The Guardian's 'Comment is Free' carries an excellent article by Neil Clark examining the connection between the privatisation of Britain's airports and the chaos at London's Heathrow and other airports faced with the bad winter weather. We reproduce extracts below and readers are urged to read the whole article.
There is nothing whatever in economic theory that indicates that a private sector monopoly will do anything other than deliver an overpriced service - which can be either good quality service provided at an excessively high price, a low quality service delivered at an average price, or a low quality service provided at a high price. The privatisation of airports shows this reality vividly.Due to the necessary dynamics of private sector monopolies, a monopoly needs to be taken into the public sector where it can be subject to public control. Even then, of course, there will be a tough fight to deal with bureaucracy and temptations to monopolistic behaviour by the management etc but at least serious tools exist to deal with the situation via public accountability. A private sector monopoly, as Neil Clark illustrates, is merely a formula for price gouging and low quality services.
A large amount of infrastructure is in the monopoly category, and that is why Neil Clark is entirely correct in showing why much infrastructure needs to be publicly owned.Neil Clark writes:
"... The privatisation of the state-owned British Airport Authority (BAA), we were told, would ensure that "better services are provided for all airline passengers".via www.guardian.co.uk
"I wonder if the Earl of Caithness [the Minister for Introducing the measure] (or even Margaret Thatcher herself), would have the courage to pop down to Hounslow and tell that to the tens of thousands of holidaymakers stranded at the BAA-owned Heathrow airport for the past three days. Even before this week's events, our privatised airports, with their shortage of public seating, their lack of reasonably priced food and drink outlets, and their depressing, unfriendly atmosphere, were an international disgrace."But their spectacular failure to adequately deal with recent snowfalls has surely exposed to all but the most fanatical free marketeers, the enormous price we pay for having our infrastructure in private ownership.

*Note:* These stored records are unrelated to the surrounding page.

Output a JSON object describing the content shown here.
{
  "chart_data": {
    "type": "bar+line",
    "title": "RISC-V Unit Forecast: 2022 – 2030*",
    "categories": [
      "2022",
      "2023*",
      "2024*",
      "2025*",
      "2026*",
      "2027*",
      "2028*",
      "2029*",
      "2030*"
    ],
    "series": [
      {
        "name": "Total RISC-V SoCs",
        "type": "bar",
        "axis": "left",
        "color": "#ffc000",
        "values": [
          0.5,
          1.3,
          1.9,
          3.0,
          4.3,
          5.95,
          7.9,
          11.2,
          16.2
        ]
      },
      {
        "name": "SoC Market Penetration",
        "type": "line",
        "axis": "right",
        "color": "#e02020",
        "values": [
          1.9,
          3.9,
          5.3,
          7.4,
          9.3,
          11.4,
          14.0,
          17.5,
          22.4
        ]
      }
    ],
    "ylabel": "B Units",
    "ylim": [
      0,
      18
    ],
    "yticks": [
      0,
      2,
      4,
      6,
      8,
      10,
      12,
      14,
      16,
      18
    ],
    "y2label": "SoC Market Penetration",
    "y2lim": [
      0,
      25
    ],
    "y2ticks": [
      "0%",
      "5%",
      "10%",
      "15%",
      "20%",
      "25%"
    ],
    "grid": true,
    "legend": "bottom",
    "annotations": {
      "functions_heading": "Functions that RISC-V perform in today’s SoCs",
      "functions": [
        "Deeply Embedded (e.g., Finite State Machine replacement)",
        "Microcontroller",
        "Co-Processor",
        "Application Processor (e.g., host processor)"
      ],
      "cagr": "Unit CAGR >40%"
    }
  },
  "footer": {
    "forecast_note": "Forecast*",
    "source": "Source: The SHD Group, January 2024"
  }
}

"Writing in the Guardian in 2007, the designer Sir Terence Conran told a story that illustrates perfectly the difference between the ethos of a publicly owned infrastructure company and a privately owned one."Conran revealed that when he was working on the design of the state-owned Heathrow Terminal 1 and the North Terminal of Gatwick airport in the 1960s, he was pressed to make sure that he provided "lots of seating" for the public. Conran contrasted... the much more commercial attitude of BAA today, where "every square inch must be turned over to retail space".
"the privately owned BAA is seemingly guided by just one concern: maximising profits for its Spanish-owned parent company, Ferrovial. That means out with public seating areas, and in with forcing people to pay to sit down in rip-off cafes and restaurants. And it also means, as we saw this week, not ordering anywhere near enough snow ploughs to keep the runways open in the case of extreme weather. BAA is on course to post record profits of over £1bn this year – yet only spent £500,000 on materials and equipment to help clear the runways...It's revealing that one major airport in Britain that does manage to keep its passengers happy is one which is in full public ownership. Manchester airport, owned by local councils, was crowned best regional UK airport earlier this year and currently holds four out of the five major travel awards in the airport industry."